Warning signs include:
- the expected funding month moves back repeatedly
- the expected amount changes but the spending plan does not
- new fixed spend is approved before funding is received
- collections are arriving later than planned while burn remains unchanged
- positive investor discussions are treated as if they have removed cash pressure
- the negative cash plan shows a shortfall, but no operating response is considered because a raise is expected
- essential payments would become difficult if one planned funding event disappeared
One delay may be normal.
One missed receipt may be manageable.
But when funding timing slips, collections weaken, and recurring commitments continue to rise, the issue is no longer temporary timing noise.
It is a sign that the company’s current burn path is becoming dependent on cash it does not yet control.
The headline runway may still appear acceptable.
The more important read is that downside control is narrowing.
Board and management should see two separate cash views
Fundraising possibility and runway safety are easier to discuss when they are not combined into one reassuring number.
The first view should be the negative cash plan, excluding all unfinished funding.
It should show:
- usable cash currently available
- current burn
- committed cash out
- expected collections and how dependable their timing is
- the lowest cash point without new equity
- essential payments that remain protected
- the point at which management must change action
- commitments that remain conditional
This is the current cash safety view.
Only after that should management show the base plan including the funding case.
That view may show:
- the assumed raise amount
- the expected receipt timing
- the actions that would begin only after funding is received
- the resulting cash path if funding completes
This is the funded growth view.
The board should not be asked to accept:
We are safe because the raise is likely.
A clearer explanation is:
Without unfinished funding, this is the cash pressure we see and the action room we retain.
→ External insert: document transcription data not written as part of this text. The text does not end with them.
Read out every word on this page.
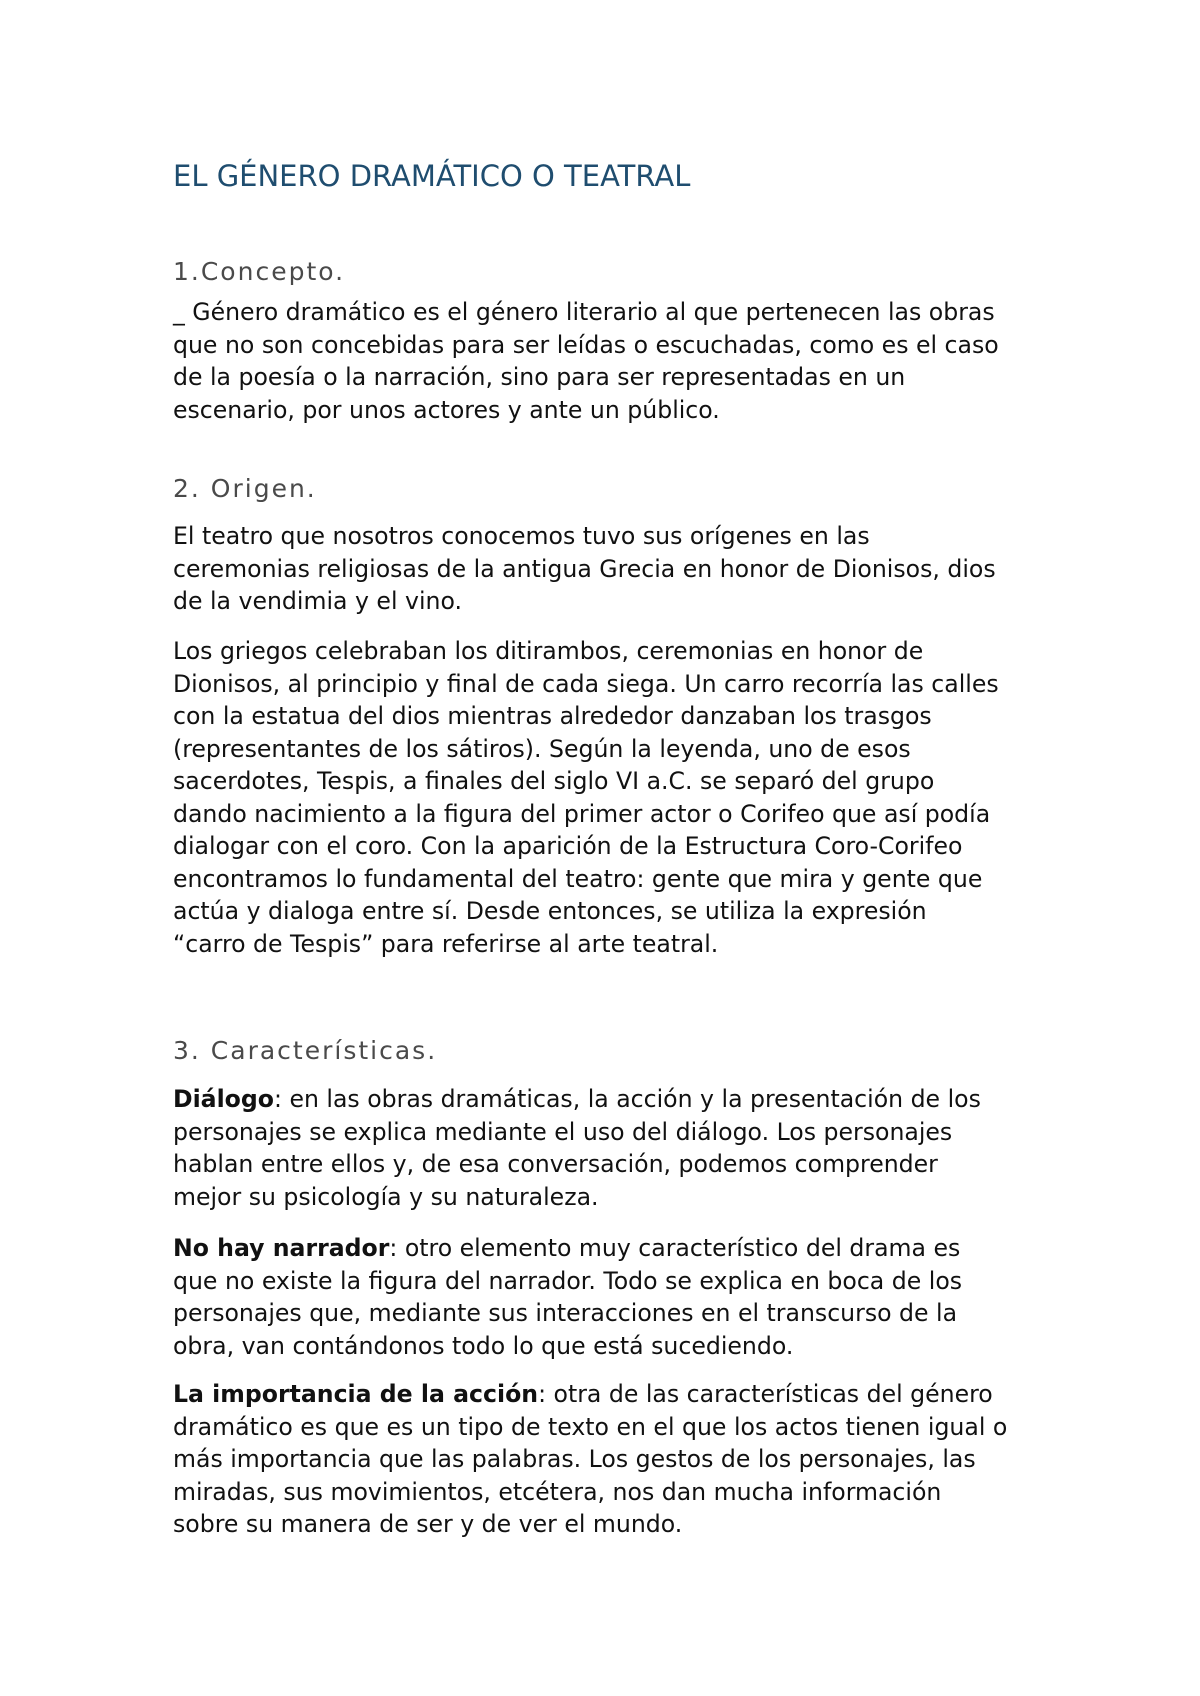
EL GÉNERO DRAMÁTICO O TEATRAL
1.Concepto.

_ Género dramático es el género literario al que pertenecen las obras
que no son concebidas para ser leídas o escuchadas, como es el caso
de la poesía o la narración, sino para ser representadas en un
escenario, por unos actores y ante un público.

2. Origen.

El teatro que nosotros conocemos tuvo sus orígenes en las
ceremonias religiosas de la antigua Grecia en honor de Dionisos, dios
de la vendimia y el vino.

Los griegos celebraban los ditirambos, ceremonias en honor de
Dionisos, al principio y final de cada siega. Un carro recorría las calles
con la estatua del dios mientras alrededor danzaban los trasgos
(representantes de los sátiros). Según la leyenda, uno de esos
sacerdotes, Tespis, a finales del siglo VI a.C. se separó del grupo
dando nacimiento a la figura del primer actor o Corifeo que así podía
dialogar con el coro. Con la aparición de la Estructura Coro-Corifeo
encontramos lo fundamental del teatro: gente que mira y gente que
actúa y dialoga entre sí. Desde entonces, se utiliza la expresión
“carro de Tespis” para referirse al arte teatral.

3. Características.

Diálogo: en las obras dramáticas, la acción y la presentación de los
personajes se explica mediante el uso del diálogo. Los personajes
hablan entre ellos y, de esa conversación, podemos comprender
mejor su psicología y su naturaleza.

No hay narrador: otro elemento muy característico del drama es
que no existe la figura del narrador. Todo se explica en boca de los
personajes que, mediante sus interacciones en el transcurso de la
obra, van contándonos todo lo que está sucediendo.

La importancia de la acción: otra de las características del género
dramático es que es un tipo de texto en el que los actos tienen igual o
más importancia que las palabras. Los gestos de los personajes, las
miradas, sus movimientos, etcétera, nos dan mucha información
sobre su manera de ser y de ver el mundo.
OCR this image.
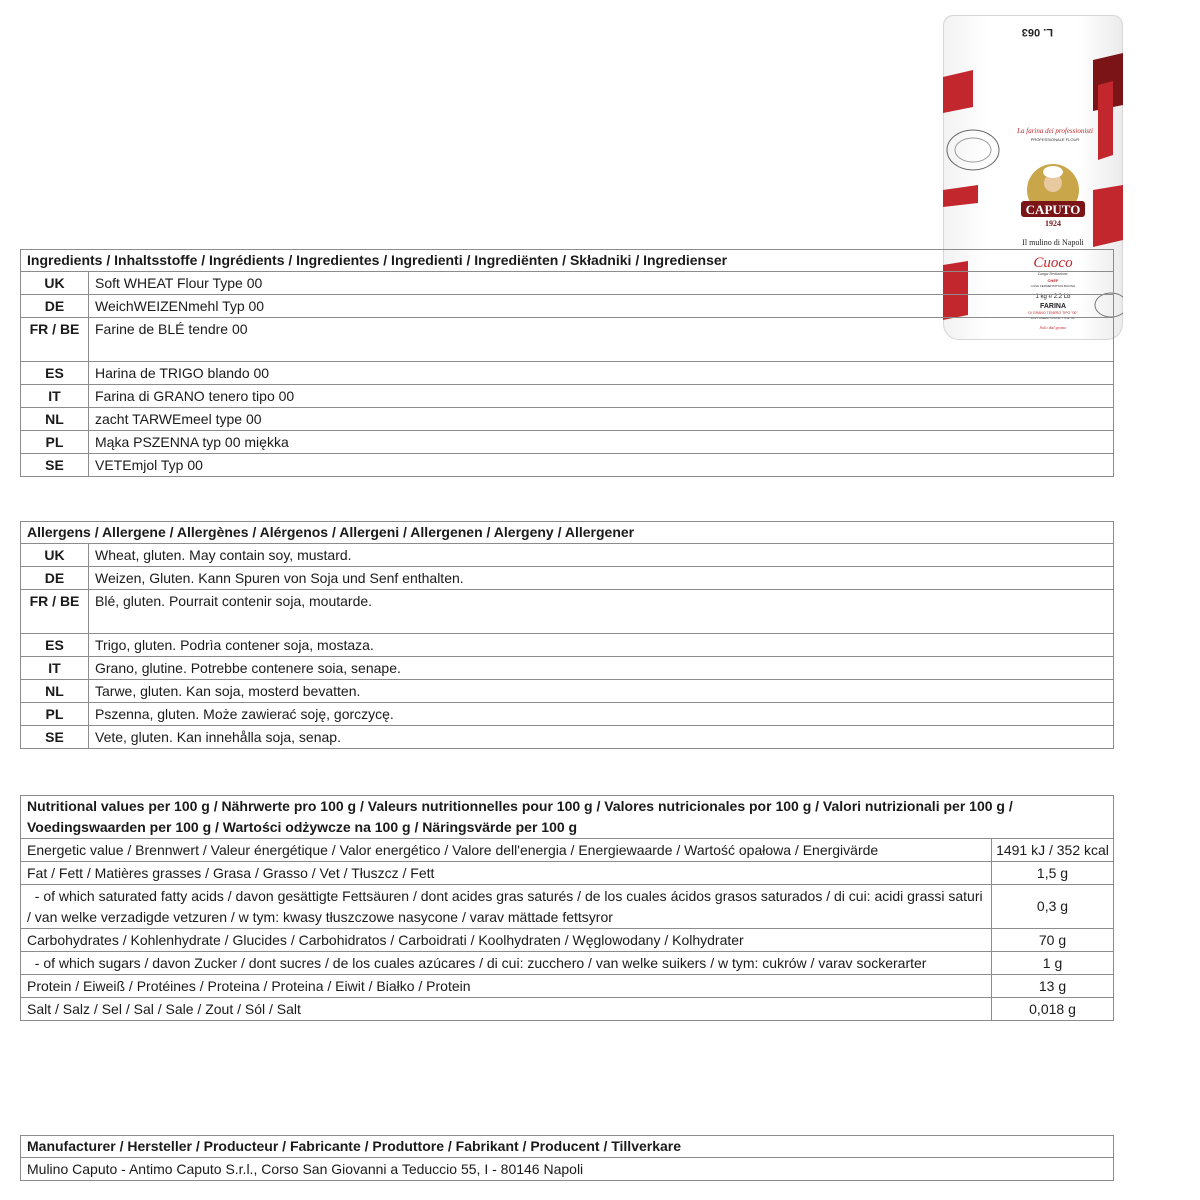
L. 063
La farina dei professionisti
PROFESSIONALE FLOUR
CAPUTO
1924
Il mulino di Napoli
Cuoco
Lunga lievitazione
CHEF
LONG FERMENTATION BAKING
1 kg ℮ 2.2 Lb
FARINA
DI GRANO TENERO TIPO "00"
SOFT WHEAT FLOUR TYPE "00"
Solo dal grano
Ingredients / Inhaltsstoffe / Ingrédients / Ingredientes / Ingredienti / Ingrediënten / Składniki / Ingredienser	
UK	Soft WHEAT Flour Type 00
DE	WeichWEIZENmehl Typ 00
FR / BE	Farine de BLÉ tendre 00
ES	Harina de TRIGO blando 00
IT	Farina di GRANO tenero tipo 00
NL	zacht TARWEmeel type 00
PL	Mąka PSZENNA typ 00 miękka
SE	VETEmjol Typ 00
Allergens / Allergene / Allergènes / Alérgenos / Allergeni / Allergenen / Alergeny / Allergener	
UK	Wheat, gluten. May contain soy, mustard.
DE	Weizen, Gluten. Kann Spuren von Soja und Senf enthalten.
FR / BE	Blé, gluten. Pourrait contenir soja, moutarde.
ES	Trigo, gluten. Podrìa contener soja, mostaza.
IT	Grano, glutine. Potrebbe contenere soia, senape.
NL	Tarwe, gluten. Kan soja, mosterd bevatten.
PL	Pszenna, gluten. Może zawierać soję, gorczycę.
SE	Vete, gluten. Kan innehålla soja, senap.
Nutritional values per 100 g / Nährwerte pro 100 g / Valeurs nutritionnelles pour 100 g / Valores nutricionales por 100 g / Valori nutrizionali per 100 g / Voedingswaarden per 100 g / Wartości odżywcze na 100 g / Näringsvärde per 100 g	
Energetic value / Brennwert / Valeur énergétique / Valor energético / Valore dell'energia / Energiewaarde / Wartość opałowa / Energivärde	1491 kJ / 352 kcal
Fat / Fett / Matières grasses / Grasa / Grasso / Vet / Tłuszcz / Fett	1,5 g
- of which saturated fatty acids / davon gesättigte Fettsäuren / dont acides gras saturés / de los cuales ácidos grasos saturados / di cui: acidi grassi saturi / van welke verzadigde vetzuren / w tym: kwasy tłuszczowe nasycone / varav mättade fettsyror	0,3 g
Carbohydrates / Kohlenhydrate / Glucides / Carbohidratos / Carboidrati / Koolhydraten / Węglowodany / Kolhydrater	70 g
- of which sugars / davon Zucker / dont sucres / de los cuales azúcares / di cui: zucchero / van welke suikers / w tym: cukrów / varav sockerarter	1 g
Protein / Eiweiß / Protéines / Proteina / Proteina / Eiwit / Białko / Protein	13 g
Salt / Salz / Sel / Sal / Sale / Zout / Sól / Salt	0,018 g
Manufacturer / Hersteller / Producteur / Fabricante / Produttore / Fabrikant / Producent / Tillverkare
Mulino Caputo - Antimo Caputo S.r.l., Corso San Giovanni a Teduccio 55, I - 80146 Napoli
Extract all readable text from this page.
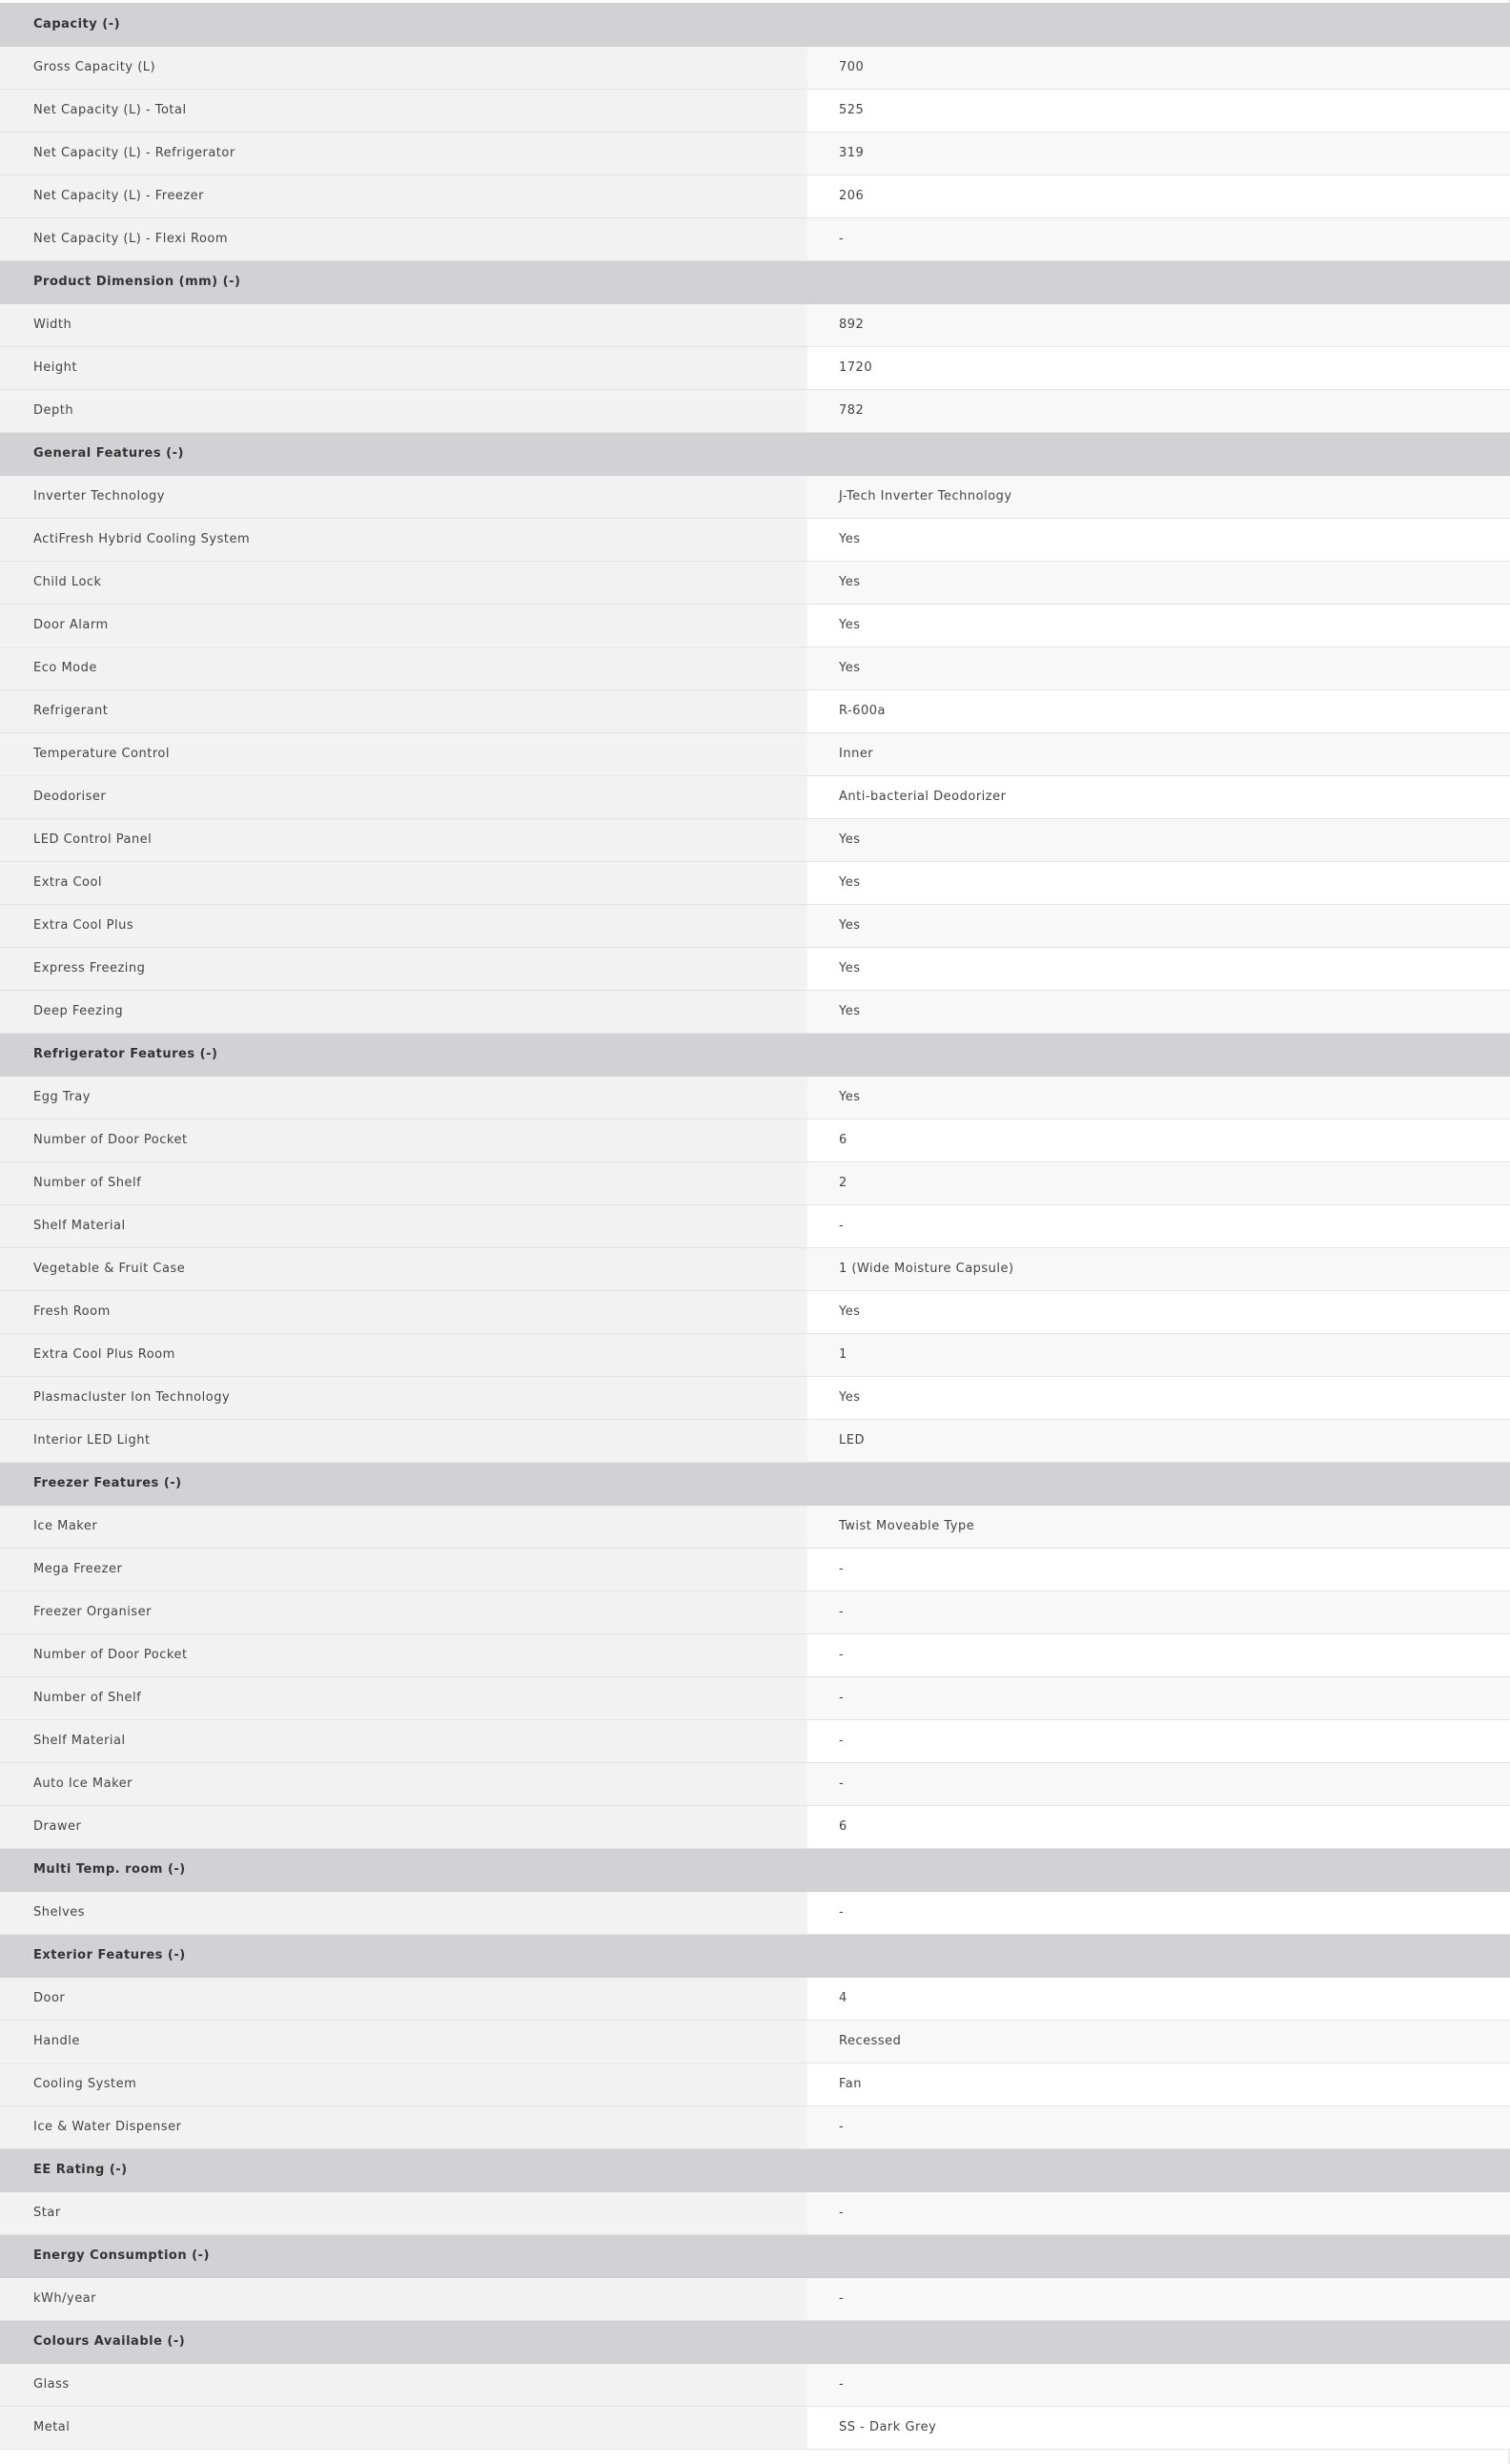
Capacity (-)	
Gross Capacity (L)	700
Net Capacity (L) - Total	525
Net Capacity (L) - Refrigerator	319
Net Capacity (L) - Freezer	206
Net Capacity (L) - Flexi Room	-
Product Dimension (mm) (-)	
Width	892
Height	1720
Depth	782
General Features (-)	
Inverter Technology	J-Tech Inverter Technology
ActiFresh Hybrid Cooling System	Yes
Child Lock	Yes
Door Alarm	Yes
Eco Mode	Yes
Refrigerant	R-600a
Temperature Control	Inner
Deodoriser	Anti-bacterial Deodorizer
LED Control Panel	Yes
Extra Cool	Yes
Extra Cool Plus	Yes
Express Freezing	Yes
Deep Feezing	Yes
Refrigerator Features (-)	
Egg Tray	Yes
Number of Door Pocket	6
Number of Shelf	2
Shelf Material	-
Vegetable & Fruit Case	1 (Wide Moisture Capsule)
Fresh Room	Yes
Extra Cool Plus Room	1
Plasmacluster Ion Technology	Yes
Interior LED Light	LED
Freezer Features (-)	
Ice Maker	Twist Moveable Type
Mega Freezer	-
Freezer Organiser	-
Number of Door Pocket	-
Number of Shelf	-
Shelf Material	-
Auto Ice Maker	-
Drawer	6
Multi Temp. room (-)	
Shelves	-
Exterior Features (-)	
Door	4
Handle	Recessed
Cooling System	Fan
Ice & Water Dispenser	-
EE Rating (-)	
Star	-
Energy Consumption (-)	
kWh/year	-
Colours Available (-)	
Glass	-
Metal	SS - Dark Grey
If funding is received, this is the additional growth path the capital may support.
That separates opportunity from dependency.
It also prevents an expected raise from hiding a weakening cash position.
Five questions before approving spend while a raise is unfinished
Founders do not need an elaborate model to avoid this mistake.
Before approving additional spend while a raise remains unreceived, they can ask five questions.
1. Is this a one-time spend or a recurring commitment?
A limited experiment and a permanent addition to payroll create very different risks.
2. What received cash supports this decision today?
The answer may be usable cash, recurring collected revenue, retained earnings, or completed financing.
It should not simply be an expected raise.
3. What happens if the raise contributes zero cash?
If essential payments become dependent on the financing completing, the company is spending beyond its current downside control.
4. Can this commitment remain conditional?
Some growth actions can be prepared now and activated only after durable cash support is confirmed.
5. Does the negative cash plan still leave time to act?
A runway number is not reassuring if management has no practical options before cash becomes critical.
These questions do not argue against growth.
They help founders distinguish growth supported by real cash from growth that quietly depends on a future event outside the company’s control.
The real difference between fundraising access and runway strategy
A company that can raise may have an important future option.
A company with a runway strategy does not treat that option as current cash before receipt.
It can show a funded growth path in the base plan.
It can continue preparing for investment and opportunity.
But in the negative cash plan, it assumes that unfinished funding contributes zero cash. It reads whether essential payments remain protected, whether recurring commitments remain supportable, and whether action can still change before cash pressure becomes urgent.
That is the difference.
A raise is cash only after receipt. Until then, runway strategy means keeping the company workable without needing the promise to come true.